Blow Mold Reverse Engineering

Plastic form

What are Blow Molds?

Blow molds are used for mainly containers, toys, or other molded objects that need to contain a volume of air or liquid in them. They only mold the outer shapes by blowing a hollow tube of molten plastic, which gets molded by the cavity shapes of the blow mold. Usually, there are two halves of a blow mold, which join together at the parting line of the mold, and have a pinch edge, which cuts off the excessive resin material during the molding process. It is very common for companies to need blow mold reverse engineering to redesign or recreate an old mold.

Blow Mold

Due to the repetitive process, a high amount of wear and tear is caused on the mold. This results in rejected parts, or too much material leaking out at the parting lines.

Our customer, who is a premier mold maker and production house in the country, has many such molds which do not have the exact CAD data. The CAD data is used to cut new tools or to repair an existing tool by welding, and re-cutting specific parts of the tool.

blue light scanner

Usually, the smaller-sized molds are shipped to our location.

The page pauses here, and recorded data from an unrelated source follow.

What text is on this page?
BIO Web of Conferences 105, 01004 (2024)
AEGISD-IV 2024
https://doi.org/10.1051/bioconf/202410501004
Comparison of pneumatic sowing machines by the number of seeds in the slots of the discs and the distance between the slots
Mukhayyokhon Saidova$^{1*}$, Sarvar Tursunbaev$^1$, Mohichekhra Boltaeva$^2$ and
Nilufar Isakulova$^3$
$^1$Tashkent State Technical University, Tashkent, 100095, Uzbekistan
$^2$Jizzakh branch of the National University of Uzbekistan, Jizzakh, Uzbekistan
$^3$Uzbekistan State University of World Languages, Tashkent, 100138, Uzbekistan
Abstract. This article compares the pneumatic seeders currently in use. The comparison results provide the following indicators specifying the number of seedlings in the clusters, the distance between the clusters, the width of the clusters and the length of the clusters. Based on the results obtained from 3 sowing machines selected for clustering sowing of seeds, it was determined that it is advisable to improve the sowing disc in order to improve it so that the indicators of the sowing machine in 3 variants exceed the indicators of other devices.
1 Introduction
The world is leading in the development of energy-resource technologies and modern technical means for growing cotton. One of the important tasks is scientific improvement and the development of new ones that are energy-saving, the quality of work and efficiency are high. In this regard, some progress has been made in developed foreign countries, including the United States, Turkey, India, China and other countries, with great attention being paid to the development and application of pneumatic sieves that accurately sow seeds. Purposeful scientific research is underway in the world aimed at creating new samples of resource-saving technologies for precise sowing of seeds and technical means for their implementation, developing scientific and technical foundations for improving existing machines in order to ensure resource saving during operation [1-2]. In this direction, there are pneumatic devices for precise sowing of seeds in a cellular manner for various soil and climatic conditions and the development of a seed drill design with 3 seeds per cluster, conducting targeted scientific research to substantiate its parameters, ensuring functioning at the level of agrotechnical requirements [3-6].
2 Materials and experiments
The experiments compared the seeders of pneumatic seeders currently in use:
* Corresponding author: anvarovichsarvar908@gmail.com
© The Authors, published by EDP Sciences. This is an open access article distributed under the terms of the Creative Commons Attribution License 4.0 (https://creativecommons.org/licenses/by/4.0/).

These are then first 3D scanned with high-resolution white light 3d scanning. This process measures millions of surface points, very accurately. The points are then meshed together into a polygonal model, which is made up of millions of small triangles. These triangles join the measured points. See image below.

Reverse Engineering Process

The STL model of the mold is then used for blow mold reverse engineering in further downstream CAD programs. The dents or deformities in existing molds are cleaned and smoothed over. New surfaces are created, trimmed, and stitched together into 3D Solid models. This detailed surface modeling results in engineering-grade models. These are then exported out in various formats, such as .stp , .igs, .catprt, x_t, .sldprt, etc.

Finally, these new CAD models are delivered to our customer. Then the CAD can be used on a CNC milling machine to cut brand-new molds.